Sec. 2. Authority to Classify. The authority to originally classify information or material under this order shall be restricted solely to those offices within the executive branch which are concerned with matters of national security, and shall be limited to the minimum number absolutely required for efficient administration. Except as the context may otherwise indicate, the term "Department" as used in this order shall include agency or other governmental unit.
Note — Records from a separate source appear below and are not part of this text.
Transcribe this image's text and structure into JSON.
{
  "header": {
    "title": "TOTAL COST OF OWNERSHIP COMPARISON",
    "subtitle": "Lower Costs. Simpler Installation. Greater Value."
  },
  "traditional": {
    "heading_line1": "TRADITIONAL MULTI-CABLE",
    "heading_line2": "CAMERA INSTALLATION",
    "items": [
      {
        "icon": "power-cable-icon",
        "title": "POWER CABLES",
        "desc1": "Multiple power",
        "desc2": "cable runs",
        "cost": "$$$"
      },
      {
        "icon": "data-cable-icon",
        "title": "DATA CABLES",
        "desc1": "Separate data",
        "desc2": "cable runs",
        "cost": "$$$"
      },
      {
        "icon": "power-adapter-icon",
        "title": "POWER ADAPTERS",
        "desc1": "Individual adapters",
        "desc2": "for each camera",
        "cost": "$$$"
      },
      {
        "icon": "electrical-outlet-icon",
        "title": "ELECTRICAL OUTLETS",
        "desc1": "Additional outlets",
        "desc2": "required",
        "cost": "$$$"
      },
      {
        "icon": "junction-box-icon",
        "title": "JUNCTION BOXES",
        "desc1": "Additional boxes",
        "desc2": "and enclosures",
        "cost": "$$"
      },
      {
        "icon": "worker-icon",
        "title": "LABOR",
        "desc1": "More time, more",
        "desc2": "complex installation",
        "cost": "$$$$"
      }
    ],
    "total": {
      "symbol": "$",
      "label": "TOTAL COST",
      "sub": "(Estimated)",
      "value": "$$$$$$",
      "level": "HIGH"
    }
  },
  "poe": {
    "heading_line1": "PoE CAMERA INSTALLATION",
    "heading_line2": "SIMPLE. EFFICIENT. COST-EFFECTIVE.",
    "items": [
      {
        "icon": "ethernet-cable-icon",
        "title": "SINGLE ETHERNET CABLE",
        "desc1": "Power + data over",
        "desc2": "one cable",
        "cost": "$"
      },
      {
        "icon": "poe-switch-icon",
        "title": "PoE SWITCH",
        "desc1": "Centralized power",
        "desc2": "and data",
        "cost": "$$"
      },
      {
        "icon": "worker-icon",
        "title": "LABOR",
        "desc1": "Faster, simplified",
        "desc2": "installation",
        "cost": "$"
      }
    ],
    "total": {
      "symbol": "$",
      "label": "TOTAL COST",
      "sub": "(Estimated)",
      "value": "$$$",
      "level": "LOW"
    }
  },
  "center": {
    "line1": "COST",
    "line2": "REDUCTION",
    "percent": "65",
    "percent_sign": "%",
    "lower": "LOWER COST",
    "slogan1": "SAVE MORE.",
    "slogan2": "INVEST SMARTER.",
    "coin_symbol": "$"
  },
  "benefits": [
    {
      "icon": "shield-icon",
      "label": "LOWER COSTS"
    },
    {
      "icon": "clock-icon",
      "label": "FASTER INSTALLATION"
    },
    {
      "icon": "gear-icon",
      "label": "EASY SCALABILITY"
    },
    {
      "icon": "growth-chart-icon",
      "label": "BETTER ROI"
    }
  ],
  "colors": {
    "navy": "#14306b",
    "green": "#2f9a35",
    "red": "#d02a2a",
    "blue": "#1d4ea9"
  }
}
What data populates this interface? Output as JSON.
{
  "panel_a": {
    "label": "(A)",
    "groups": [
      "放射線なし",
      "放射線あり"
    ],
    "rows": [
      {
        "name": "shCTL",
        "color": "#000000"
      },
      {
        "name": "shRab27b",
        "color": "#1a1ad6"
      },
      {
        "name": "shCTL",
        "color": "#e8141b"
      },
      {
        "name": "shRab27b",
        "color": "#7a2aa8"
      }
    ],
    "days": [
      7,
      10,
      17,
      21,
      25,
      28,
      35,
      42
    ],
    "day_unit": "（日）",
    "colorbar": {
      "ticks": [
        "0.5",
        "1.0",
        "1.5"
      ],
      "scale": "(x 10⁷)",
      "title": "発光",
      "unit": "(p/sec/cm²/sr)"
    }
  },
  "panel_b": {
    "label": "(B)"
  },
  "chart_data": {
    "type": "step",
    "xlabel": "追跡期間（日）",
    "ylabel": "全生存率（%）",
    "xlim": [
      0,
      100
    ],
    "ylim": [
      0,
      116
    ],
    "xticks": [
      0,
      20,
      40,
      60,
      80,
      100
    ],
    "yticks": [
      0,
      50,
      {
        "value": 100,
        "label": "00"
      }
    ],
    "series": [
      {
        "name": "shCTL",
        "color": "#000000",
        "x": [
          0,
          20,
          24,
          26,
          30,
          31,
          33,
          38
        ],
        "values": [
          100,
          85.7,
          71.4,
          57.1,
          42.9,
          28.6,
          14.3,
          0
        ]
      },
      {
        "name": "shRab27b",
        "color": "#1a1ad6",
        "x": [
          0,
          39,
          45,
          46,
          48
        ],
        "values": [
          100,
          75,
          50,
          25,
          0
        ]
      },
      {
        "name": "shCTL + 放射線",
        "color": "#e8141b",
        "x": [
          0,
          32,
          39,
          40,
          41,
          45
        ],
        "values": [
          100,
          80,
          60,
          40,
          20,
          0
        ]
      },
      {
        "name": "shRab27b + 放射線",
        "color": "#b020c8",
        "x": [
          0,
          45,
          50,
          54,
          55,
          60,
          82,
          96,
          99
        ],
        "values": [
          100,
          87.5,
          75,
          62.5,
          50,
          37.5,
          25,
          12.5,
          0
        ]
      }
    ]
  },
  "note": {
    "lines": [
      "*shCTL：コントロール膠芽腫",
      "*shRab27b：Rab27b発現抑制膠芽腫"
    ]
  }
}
(A) The authority to originally classify information or material under this order as "Top Secret" shall be exercised only by such officials as the President may designate in writing and by:

(1) The heads of the Departments listed below;

(2) Such of their senior principal deputies and assistants as the heads of such Departments may designate in writing; and

(3) Such heads and senior principal deputies and assistants of major elements of such Departments, as the heads of such Departments may designate in writing. Such offices in the Executive Office of the President as the President may designate in writing.

Central Intelligence Agency.

Energy Research and Development Administration.

Department of State.

Department of the Treasury.

Department of Defense.

Department of the Army.

Department of the Navy.

Department of the Air Force.

United States Arms Control and Disarmament Agency.

Department of Justice.

National Aeronautics and Space Administration.

Agency for International Development.

(B) The authority to originally classify information or material under this order as "Secret" shall be exercised only by:

(1) Officials who have "Top Secret" classification authority;

(2) Such subordinates as officials with "Top Secret" classification authority under (A) (1) and (2) above may designate in writing; and

(3) The heads of the following named Departments and such senior principal deputies or assistants as they may designate in writing.

Department of Transportation.

Federal Communications Commission.

Export-Import Bank of the United States.

Department of Commerce.

United States Civil Service Commission.

United States Information Agency.

General Services Administration.

Department of Health, Education, and Welfare.

Civil Aeronautics Board.

Federal Maritime Commission.

Federal Power Commission.

National Science Foundation.

Overseas Private Investment Corporation.

Nuclear Regulatory Commission.

(C) The authority to originally classify information or material under this order as "Confidential” may be exercised by officials who have "Top Secret” or “Secret” classification authority and such officials as they may designate in writing.

(D) Any Department not referred to herein and any Department or unit established hereafter shall not have authority to originally classify information or material under this order, unless specifically authorized hereafter by an Executive order.

Sec. 3. Authority to Downgrade and Declassify. The authority to downgrade and declassify national security information or material shall be exercised as follows:

(A) Information or material may be downgraded or declassified by the official authorizing the original classification, by a successor in capacity or by a supervisory official of either.